5 Пропускается описание океанского плавания, прибытие духоборов в Галифакс 12 января 1899 г. Из Галифакса, пройдя карантинные и таможенные формальности, пароход отправился 14 января в порт Сент-Джон, в заливе Фанди. Там переселенцев ждали пять поездов, в которых духоборы отправились в город Виннипег, провинции Манитоба, расположенной в Центральной Канаде.
6 Пропускается рассказ о жизни духоборов в ‘эмигрантских домах’ Виннипега и близлежащего города Коуэна. Перезимовав в этих городах, духоборы двинулись на земельные участки, выделенные для них канадским правительством. Это переселение на участки и трудности их освоения описывает Сулержицкий в публикуемых ниже фрагментах.
7 Д. А. Хилков (18571914) последователь Л. Н. Толстого, принимавший активное участие в переселении духоборов. Вместе с ‘ходоками’ духоборов выбирал в Канаде места для поселения, встречал пароходы в Галифаксе, организовывал жизнь на участках.
8 В феврале 1899 г. Л. А. Сулержицкий думал вернуться в Россию, но в Виннипеге его ждало письмо от Лондонского комитета квакеров, помогающих духоборам. Они просили Сулержицкого перевезти в Канаду партию духоборов с Кипра, куда те переселились в начале 1898 г. и жили в крайне тяжелых условиях. Сулержицкий согласился, приплыл в Лондон и в конце марта 1899 г. уже отплыл на Кипр из Ливерпуля на пароходе ‘Озеро Верхнее’.
15 апреля 1899 г. пароход отошел от кипрского порта Ларнак, имея на борту больше тысячи истощенных, ослабленных злокачественной лихорадкой людей.

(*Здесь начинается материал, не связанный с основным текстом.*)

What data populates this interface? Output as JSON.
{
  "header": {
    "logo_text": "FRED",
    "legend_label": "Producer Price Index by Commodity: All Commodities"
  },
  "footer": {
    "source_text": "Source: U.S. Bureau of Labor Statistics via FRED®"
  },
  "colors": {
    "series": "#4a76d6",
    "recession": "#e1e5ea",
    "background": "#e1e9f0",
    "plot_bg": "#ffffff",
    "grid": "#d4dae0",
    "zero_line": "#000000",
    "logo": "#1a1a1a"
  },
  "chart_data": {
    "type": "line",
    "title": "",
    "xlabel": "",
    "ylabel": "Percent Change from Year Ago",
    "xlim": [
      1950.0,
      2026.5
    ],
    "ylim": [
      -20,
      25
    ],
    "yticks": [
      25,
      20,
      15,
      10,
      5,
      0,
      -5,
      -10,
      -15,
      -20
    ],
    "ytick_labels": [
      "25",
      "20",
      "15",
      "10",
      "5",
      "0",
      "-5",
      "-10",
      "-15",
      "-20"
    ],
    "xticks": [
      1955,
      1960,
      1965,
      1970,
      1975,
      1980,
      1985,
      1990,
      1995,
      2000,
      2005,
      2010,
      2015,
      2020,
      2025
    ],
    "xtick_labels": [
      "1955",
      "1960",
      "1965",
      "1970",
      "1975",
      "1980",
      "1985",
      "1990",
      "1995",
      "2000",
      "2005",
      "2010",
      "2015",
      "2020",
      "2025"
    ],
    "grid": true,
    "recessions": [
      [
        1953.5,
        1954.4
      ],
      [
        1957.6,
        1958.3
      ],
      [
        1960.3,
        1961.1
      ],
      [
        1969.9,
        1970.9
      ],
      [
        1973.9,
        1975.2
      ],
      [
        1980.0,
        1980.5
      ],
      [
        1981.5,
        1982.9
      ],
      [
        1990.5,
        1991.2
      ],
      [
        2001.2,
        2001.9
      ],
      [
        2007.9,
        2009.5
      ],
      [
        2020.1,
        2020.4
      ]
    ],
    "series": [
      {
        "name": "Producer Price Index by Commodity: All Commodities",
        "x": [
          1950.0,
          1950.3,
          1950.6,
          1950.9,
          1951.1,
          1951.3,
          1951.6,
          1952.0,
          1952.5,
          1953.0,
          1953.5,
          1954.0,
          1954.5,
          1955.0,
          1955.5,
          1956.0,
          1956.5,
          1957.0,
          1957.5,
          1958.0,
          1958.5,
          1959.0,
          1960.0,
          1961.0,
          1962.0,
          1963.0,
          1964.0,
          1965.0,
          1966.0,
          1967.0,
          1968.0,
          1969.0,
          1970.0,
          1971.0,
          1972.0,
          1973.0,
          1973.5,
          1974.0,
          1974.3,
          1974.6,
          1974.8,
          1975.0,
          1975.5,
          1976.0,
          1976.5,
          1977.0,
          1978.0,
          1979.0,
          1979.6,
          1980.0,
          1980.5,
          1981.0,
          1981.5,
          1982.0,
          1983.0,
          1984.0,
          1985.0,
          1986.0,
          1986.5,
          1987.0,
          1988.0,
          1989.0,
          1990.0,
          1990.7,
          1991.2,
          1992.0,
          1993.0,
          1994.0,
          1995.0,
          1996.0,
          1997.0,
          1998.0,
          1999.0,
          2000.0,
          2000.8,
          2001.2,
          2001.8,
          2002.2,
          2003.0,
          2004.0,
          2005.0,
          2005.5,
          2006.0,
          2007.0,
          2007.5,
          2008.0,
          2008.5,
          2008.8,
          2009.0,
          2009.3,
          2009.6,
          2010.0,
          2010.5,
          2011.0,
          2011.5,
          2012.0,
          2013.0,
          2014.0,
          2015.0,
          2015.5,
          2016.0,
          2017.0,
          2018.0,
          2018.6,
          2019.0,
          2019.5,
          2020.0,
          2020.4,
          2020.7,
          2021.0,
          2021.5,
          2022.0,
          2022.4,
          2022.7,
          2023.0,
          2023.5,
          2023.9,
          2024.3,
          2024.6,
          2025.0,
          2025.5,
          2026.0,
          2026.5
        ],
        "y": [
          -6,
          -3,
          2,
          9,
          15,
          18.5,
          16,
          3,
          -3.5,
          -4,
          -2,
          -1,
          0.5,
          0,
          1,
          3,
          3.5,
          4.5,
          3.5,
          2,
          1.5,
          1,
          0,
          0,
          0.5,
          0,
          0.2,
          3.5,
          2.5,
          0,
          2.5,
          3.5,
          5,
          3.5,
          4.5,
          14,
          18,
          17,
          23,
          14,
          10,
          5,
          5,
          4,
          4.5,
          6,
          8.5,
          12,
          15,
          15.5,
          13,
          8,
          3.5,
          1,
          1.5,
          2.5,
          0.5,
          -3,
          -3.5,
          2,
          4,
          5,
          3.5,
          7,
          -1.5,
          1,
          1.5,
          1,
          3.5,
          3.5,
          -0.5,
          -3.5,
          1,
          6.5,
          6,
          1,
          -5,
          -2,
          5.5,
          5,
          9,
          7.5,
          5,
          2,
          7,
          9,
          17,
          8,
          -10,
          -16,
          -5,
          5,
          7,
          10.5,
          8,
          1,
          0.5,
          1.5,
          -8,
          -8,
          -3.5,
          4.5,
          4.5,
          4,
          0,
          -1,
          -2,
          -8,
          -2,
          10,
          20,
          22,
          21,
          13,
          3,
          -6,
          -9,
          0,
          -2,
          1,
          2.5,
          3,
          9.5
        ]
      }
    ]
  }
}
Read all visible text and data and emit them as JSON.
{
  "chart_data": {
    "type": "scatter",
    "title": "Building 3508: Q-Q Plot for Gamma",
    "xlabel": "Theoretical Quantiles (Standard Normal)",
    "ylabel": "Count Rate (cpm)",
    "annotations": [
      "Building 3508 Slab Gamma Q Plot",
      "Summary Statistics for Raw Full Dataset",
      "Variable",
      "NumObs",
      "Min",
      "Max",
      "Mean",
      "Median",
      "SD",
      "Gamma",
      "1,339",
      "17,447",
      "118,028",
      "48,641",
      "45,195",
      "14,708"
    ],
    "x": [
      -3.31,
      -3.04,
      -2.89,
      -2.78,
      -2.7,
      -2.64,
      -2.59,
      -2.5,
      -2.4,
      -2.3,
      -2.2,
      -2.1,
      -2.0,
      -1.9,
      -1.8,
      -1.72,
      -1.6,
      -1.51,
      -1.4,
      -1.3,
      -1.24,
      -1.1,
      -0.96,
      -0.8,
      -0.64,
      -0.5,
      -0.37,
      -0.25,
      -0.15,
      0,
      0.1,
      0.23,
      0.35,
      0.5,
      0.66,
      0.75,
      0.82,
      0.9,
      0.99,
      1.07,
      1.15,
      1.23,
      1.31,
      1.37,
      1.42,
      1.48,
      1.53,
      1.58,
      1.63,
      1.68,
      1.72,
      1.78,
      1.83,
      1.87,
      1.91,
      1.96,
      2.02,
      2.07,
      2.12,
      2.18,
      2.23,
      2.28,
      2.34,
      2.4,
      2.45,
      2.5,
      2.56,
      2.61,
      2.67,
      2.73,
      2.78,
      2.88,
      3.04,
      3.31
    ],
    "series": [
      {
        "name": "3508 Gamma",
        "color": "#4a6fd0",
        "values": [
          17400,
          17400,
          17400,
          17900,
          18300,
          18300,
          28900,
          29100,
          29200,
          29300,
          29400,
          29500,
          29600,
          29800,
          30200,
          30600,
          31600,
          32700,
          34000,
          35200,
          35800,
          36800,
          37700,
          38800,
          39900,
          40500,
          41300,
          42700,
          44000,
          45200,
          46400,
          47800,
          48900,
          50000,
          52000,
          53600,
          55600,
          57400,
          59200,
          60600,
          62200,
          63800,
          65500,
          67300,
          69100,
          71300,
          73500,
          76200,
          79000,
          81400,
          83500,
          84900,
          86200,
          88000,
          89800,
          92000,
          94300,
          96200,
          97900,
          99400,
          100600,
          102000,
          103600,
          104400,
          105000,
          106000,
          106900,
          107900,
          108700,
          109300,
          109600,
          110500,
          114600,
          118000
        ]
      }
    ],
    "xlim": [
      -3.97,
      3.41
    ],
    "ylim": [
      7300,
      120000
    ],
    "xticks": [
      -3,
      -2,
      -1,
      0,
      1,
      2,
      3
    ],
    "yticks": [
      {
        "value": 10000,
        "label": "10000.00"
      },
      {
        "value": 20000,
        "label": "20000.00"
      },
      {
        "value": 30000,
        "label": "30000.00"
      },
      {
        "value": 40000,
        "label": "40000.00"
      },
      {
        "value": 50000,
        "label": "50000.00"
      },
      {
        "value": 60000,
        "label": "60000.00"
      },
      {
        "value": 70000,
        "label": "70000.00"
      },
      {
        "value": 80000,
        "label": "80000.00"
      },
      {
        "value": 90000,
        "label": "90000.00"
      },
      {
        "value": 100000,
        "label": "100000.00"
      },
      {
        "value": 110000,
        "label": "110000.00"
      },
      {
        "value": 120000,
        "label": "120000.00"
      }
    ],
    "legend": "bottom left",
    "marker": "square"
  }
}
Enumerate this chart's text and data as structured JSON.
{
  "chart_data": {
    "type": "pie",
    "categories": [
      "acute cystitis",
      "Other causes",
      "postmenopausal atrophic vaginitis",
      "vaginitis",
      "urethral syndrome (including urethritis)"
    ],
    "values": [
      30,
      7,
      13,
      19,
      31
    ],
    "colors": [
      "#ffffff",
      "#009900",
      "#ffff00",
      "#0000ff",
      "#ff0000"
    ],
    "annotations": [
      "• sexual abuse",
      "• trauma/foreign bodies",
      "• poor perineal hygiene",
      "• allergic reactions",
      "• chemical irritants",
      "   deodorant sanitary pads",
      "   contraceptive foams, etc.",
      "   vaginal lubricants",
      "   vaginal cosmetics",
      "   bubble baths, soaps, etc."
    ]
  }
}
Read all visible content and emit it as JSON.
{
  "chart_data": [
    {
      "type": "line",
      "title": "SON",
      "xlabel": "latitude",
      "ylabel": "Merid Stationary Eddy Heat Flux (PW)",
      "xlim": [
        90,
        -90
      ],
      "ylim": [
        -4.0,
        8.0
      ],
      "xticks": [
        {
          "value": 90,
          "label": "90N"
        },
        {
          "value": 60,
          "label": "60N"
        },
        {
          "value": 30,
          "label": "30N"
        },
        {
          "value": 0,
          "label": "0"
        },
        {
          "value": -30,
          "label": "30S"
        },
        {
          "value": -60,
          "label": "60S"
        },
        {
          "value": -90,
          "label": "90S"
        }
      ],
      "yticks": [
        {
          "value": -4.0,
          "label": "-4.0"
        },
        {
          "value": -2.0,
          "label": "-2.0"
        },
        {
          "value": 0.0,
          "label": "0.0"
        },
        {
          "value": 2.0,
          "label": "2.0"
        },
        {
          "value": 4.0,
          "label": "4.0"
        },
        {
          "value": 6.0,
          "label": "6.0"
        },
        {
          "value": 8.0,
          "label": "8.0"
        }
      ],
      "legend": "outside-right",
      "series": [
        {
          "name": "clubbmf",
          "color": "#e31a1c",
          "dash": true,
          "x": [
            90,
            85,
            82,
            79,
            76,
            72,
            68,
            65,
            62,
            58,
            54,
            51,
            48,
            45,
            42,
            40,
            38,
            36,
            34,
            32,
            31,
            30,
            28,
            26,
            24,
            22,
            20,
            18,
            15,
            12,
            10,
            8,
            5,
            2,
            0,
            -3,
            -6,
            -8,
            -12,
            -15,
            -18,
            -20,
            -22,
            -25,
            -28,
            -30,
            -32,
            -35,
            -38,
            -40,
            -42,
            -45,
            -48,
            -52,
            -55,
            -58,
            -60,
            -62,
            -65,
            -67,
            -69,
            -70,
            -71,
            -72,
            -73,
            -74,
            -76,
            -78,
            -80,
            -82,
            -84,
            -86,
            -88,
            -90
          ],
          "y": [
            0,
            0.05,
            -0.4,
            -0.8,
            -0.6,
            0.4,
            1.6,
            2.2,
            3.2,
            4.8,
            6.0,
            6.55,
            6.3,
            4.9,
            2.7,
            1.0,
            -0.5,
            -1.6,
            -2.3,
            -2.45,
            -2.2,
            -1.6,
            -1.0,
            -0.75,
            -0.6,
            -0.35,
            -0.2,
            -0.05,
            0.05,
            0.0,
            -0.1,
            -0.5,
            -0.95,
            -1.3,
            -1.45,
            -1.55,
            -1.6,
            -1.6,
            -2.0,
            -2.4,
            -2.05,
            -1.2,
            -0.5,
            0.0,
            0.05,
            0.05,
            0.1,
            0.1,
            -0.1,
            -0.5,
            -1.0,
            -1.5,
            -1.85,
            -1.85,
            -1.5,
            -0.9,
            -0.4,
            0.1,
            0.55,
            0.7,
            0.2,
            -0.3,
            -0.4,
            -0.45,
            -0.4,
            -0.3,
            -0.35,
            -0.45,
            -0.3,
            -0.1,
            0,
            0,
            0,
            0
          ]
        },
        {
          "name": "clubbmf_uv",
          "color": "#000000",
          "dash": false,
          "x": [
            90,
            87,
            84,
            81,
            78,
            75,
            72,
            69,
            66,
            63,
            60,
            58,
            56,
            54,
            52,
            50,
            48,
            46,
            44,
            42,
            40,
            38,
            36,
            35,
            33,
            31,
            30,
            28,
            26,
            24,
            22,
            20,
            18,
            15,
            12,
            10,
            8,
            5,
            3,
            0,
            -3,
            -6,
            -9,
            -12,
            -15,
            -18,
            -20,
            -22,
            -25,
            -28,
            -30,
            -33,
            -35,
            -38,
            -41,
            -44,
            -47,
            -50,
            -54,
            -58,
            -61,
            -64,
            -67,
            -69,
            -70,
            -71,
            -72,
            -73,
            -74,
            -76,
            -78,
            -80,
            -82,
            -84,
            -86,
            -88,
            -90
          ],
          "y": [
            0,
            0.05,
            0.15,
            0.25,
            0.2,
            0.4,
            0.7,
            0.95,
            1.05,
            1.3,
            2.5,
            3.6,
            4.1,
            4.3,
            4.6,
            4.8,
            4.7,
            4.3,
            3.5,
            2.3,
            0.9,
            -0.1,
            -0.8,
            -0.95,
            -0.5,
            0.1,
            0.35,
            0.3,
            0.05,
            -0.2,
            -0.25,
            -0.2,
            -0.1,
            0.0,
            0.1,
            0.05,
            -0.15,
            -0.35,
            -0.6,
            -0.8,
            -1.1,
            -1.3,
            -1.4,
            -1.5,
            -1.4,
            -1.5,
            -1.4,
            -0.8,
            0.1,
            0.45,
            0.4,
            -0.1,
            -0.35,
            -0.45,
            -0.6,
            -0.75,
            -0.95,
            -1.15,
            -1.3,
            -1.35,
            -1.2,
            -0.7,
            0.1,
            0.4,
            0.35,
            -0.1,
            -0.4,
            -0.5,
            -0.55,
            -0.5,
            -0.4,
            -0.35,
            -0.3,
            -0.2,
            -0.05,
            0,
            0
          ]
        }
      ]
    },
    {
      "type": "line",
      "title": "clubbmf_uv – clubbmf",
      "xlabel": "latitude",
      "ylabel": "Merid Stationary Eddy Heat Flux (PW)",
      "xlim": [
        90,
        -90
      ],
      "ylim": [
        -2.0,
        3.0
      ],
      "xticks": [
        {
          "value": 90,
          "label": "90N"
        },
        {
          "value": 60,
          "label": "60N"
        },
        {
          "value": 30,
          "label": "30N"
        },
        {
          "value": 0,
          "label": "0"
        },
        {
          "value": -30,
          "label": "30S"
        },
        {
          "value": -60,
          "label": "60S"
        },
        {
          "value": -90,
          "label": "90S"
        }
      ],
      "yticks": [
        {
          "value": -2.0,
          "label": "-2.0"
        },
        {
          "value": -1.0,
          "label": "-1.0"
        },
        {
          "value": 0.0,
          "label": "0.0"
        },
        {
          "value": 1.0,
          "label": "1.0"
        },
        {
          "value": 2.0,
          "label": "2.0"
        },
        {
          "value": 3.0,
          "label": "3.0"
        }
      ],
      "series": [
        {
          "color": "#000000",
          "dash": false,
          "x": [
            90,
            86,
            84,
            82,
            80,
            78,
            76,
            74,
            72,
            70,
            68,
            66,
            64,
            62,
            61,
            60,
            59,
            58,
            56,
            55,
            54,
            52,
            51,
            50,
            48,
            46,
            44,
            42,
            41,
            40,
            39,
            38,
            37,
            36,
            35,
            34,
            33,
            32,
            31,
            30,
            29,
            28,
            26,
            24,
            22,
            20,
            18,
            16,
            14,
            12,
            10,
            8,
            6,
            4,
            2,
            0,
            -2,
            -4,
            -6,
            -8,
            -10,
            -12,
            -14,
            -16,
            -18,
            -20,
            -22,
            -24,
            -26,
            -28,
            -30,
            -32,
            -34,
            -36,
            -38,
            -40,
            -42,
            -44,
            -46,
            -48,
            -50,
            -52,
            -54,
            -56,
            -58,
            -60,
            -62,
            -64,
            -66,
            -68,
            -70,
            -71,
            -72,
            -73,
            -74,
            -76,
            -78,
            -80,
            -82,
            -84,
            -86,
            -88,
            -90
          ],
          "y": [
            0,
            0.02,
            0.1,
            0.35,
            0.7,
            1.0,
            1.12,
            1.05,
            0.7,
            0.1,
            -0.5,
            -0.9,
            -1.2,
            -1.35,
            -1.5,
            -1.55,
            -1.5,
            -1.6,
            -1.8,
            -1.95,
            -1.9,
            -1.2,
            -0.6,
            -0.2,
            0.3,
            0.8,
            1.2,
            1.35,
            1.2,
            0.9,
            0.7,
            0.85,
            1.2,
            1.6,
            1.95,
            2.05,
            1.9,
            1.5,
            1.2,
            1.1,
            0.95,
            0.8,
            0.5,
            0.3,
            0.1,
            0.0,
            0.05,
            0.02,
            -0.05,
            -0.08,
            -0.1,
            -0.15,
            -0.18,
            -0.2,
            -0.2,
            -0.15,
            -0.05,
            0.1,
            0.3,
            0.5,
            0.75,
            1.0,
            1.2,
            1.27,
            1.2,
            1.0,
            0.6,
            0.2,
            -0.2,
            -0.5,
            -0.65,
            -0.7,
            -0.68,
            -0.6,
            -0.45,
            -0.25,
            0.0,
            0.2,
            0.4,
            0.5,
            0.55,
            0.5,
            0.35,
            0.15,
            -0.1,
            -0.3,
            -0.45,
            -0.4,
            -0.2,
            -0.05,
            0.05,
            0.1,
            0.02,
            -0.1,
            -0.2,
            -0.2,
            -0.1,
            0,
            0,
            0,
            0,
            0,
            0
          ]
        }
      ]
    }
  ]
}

Их сопровождали англичанин Син-Джон, последователь учения Толстого, доктор Мерсер, спутник Сулержицкого по предыдущей поездке, молодые фельдшерицы Александра Сац, Анна Рабец, Елизавета Маркова. В пути Сулержицкий перенес ту же тяжелейшую злокачественную лихорадку, которой болели кипрские духоборы. В мае пароход пришел в Канаду, из порта Квебек духоборы поездами были отправлены в Виннипег и дальше, к Иорктону, где находились участки переселенцев. Л. А., оставшийся в Виннипеге до выздоровления, в конце мая переселился на Северный участок, где жила партия духоборов, и принял участие в организации работ на железной дороге, закупке продовольствия, скота, рабочего инвентаря, в организации кооперативной лавки и т. д. В Россию он вернулся в 1900 г.
9 Здесь опускается глава ‘Остров Кипр’ с описанием переезда кипрской партии в Канаду и глава ‘Земли духоборов’, носящая преимущественно справочный характер.
10 Мы опускаем несколько последних глав книги (‘Съездки’ на Южном и Северном участках’, ‘Несколько слов о южной колонии’ и др.).
11 В. М. Величкина (18681918) врач. В 1892 г. работала с Л. Н. Толстым ‘на голоде’ в Рязанской губернии (см. ее книгу ‘В голодный год с Львом Толстым’, М. — Л., Гиз, 1928). Долго жила в Канаде, оказывая деятельную помощь духоборам. С 1900 г. жена В. Д. Бонч-Бруевича. Член РСДРП(б). После Октябрьской революции работала в коллегии Наркомздрава.
12 В. Д. Бонч-Бруевич (18731955) известный общественный деятель, историк, этнограф. Член Коммунистической партии с основания РСДРП. Принимал участие в переселении духоборов в Канаду, долго жил там. Много сделал для изучения истории русского сектантства, в частности духоборов, описывал их обряды и обычаи, писал и о жизни канадских переселенцев. После Октября управляющий делами Совнаркома. В последние годы жизни был директором Московского Литературного музеи и Музея истории религии в Ленинграде.
13 На этом кончается книга ‘В Америку с духоборами’. Дальше следует лишь короткая справка о дальнейшей жизни колоний духоборов и ссылки на литературу по этому вопросу.